CfR Links kassiert die 20. Niederlage in Folge

CfR Links kassiert die 20. Niederlage in Folge

2:5 gegen Bochum. Torfrau Jenny Schmermbeck muss ins Krankenhaus.

Am 17. September des vergangenen Jahres holte Frauen-Fußball-Regionalligist CfR Links mit einem 0:0 gegen die U20 der SG Essen-Schönebeck einen Punkt. Es scheint der Ehren-Punkt dieser Saison zu sein. Nun verloren die Rot-Schwarzen gegen den VfL Bochum mit 2:5 (1:3) und mussten damit schon zum 20. Mal in Folge als Verlierer den Platz verlassen. „Ich kann den Mädels keinen Vorwurf machen. Sie haben wieder alles herein geworfen und ihr bestes versucht“, sagte Trainer Moulay Rhoulimi.
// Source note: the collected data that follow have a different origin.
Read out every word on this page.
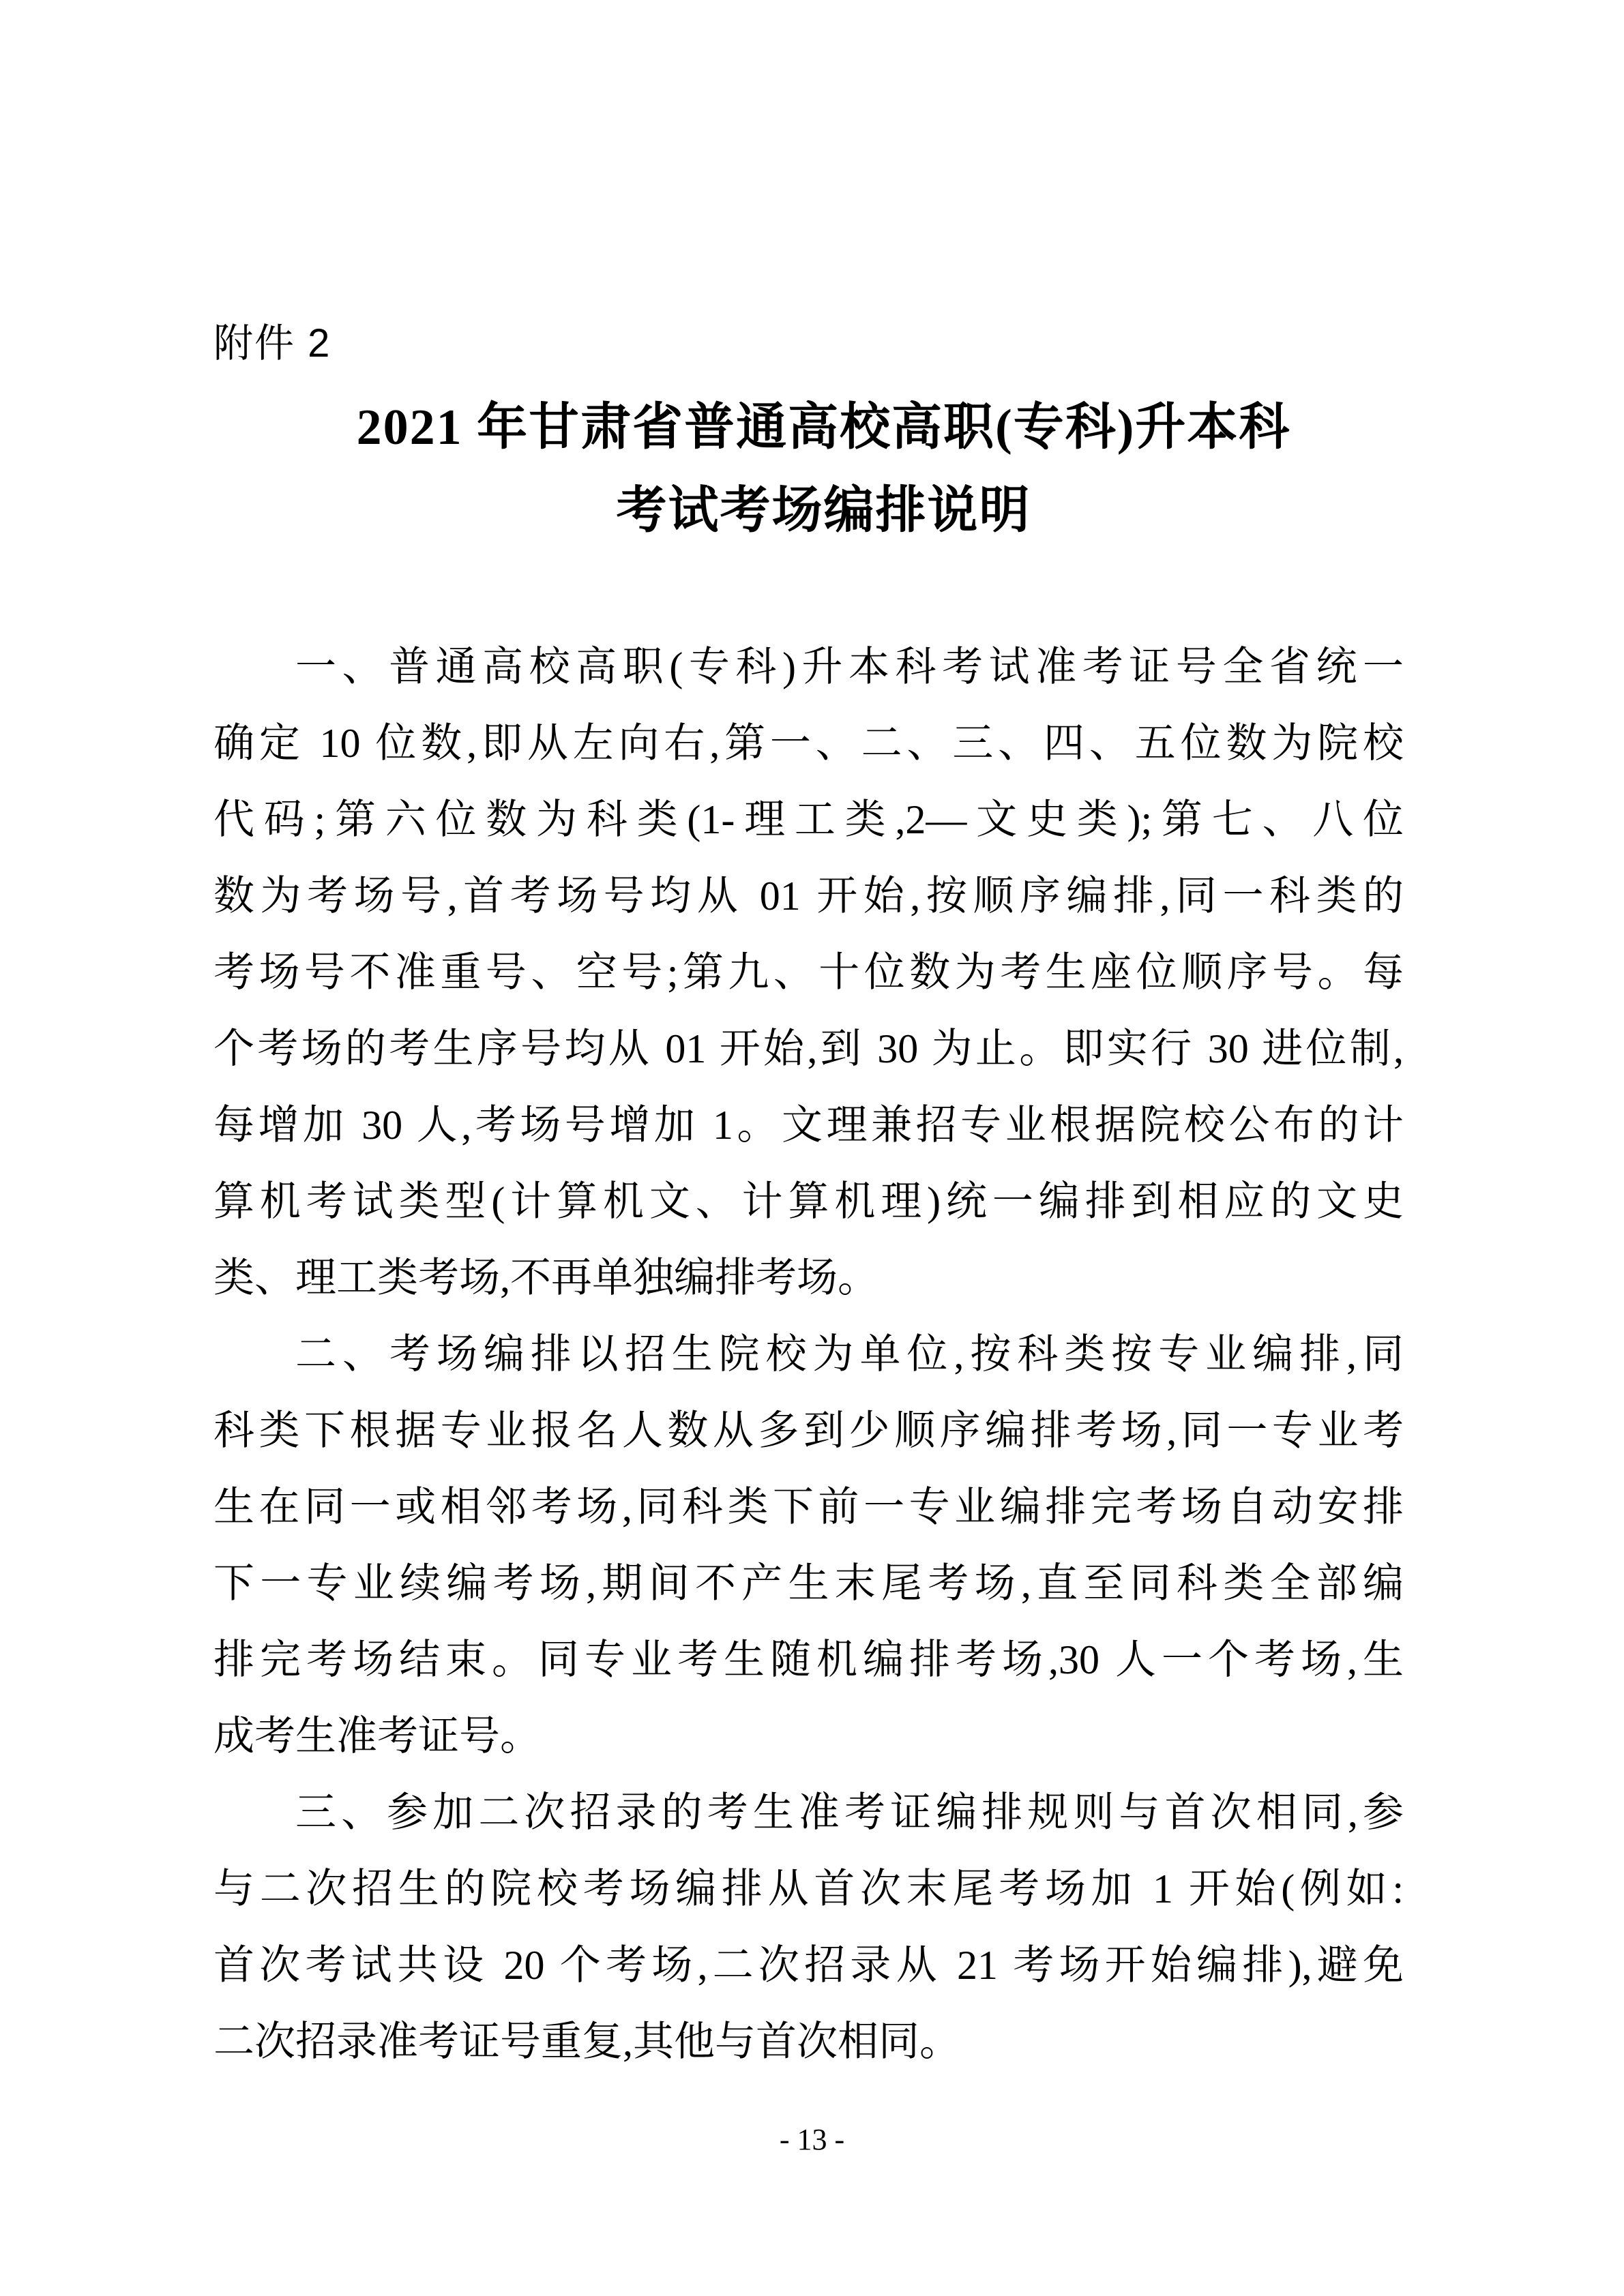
附件 2
2021 年甘肃省普通高校高职(专科)升本科
考试考场编排说明
一、普通高校高职(专科)升本科考试准考证号全省统一
确定 10 位数,即从左向右,第一、二、三、四、五位数为院校
代码;第六位数为科类(1-理工类,2—文史类);第七、八位
数为考场号,首考场号均从 01 开始,按顺序编排,同一科类的
考场号不准重号、空号;第九、十位数为考生座位顺序号。每
个考场的考生序号均从 01 开始,到 30 为止。即实行 30 进位制,
每增加 30 人,考场号增加 1。文理兼招专业根据院校公布的计
算机考试类型(计算机文、计算机理)统一编排到相应的文史
类、理工类考场,不再单独编排考场。
二、考场编排以招生院校为单位,按科类按专业编排,同
科类下根据专业报名人数从多到少顺序编排考场,同一专业考
生在同一或相邻考场,同科类下前一专业编排完考场自动安排
下一专业续编考场,期间不产生末尾考场,直至同科类全部编
排完考场结束。同专业考生随机编排考场,30 人一个考场,生
成考生准考证号。
三、参加二次招录的考生准考证编排规则与首次相同,参
与二次招生的院校考场编排从首次末尾考场加 1 开始(例如:
首次考试共设 20 个考场,二次招录从 21 考场开始编排),避免
二次招录准考证号重复,其他与首次相同。
- 13 -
Bestes Beispiel dafür ist Jenny Schmermbeck. Die Mittelfeldspielerin stellte sich in der Rückrunde zwischen die Pfosten, da beide Torfrauen den Verein verlassen hatten. Im März spielte Schmermbeck trotz Erkältung, in einem Spiel danach erlitt sie eine Gehirnerschütterung und auch gegen Bochum ging die 20-Jährige angeschlagen in die Partie. Ob ihr Kreislauf in der 75. Minute deshalb oder nur wegen der hohen Temperaturen schlapp machte und sie zum Check kurz ins Krankenhaus gebracht wurde, ist offen. Angesichts der hoffnungslosen Tabellensituation des CfR Links stellt sich allerdings die Frage nach Sinn und Unsinn ihres Einsatzes.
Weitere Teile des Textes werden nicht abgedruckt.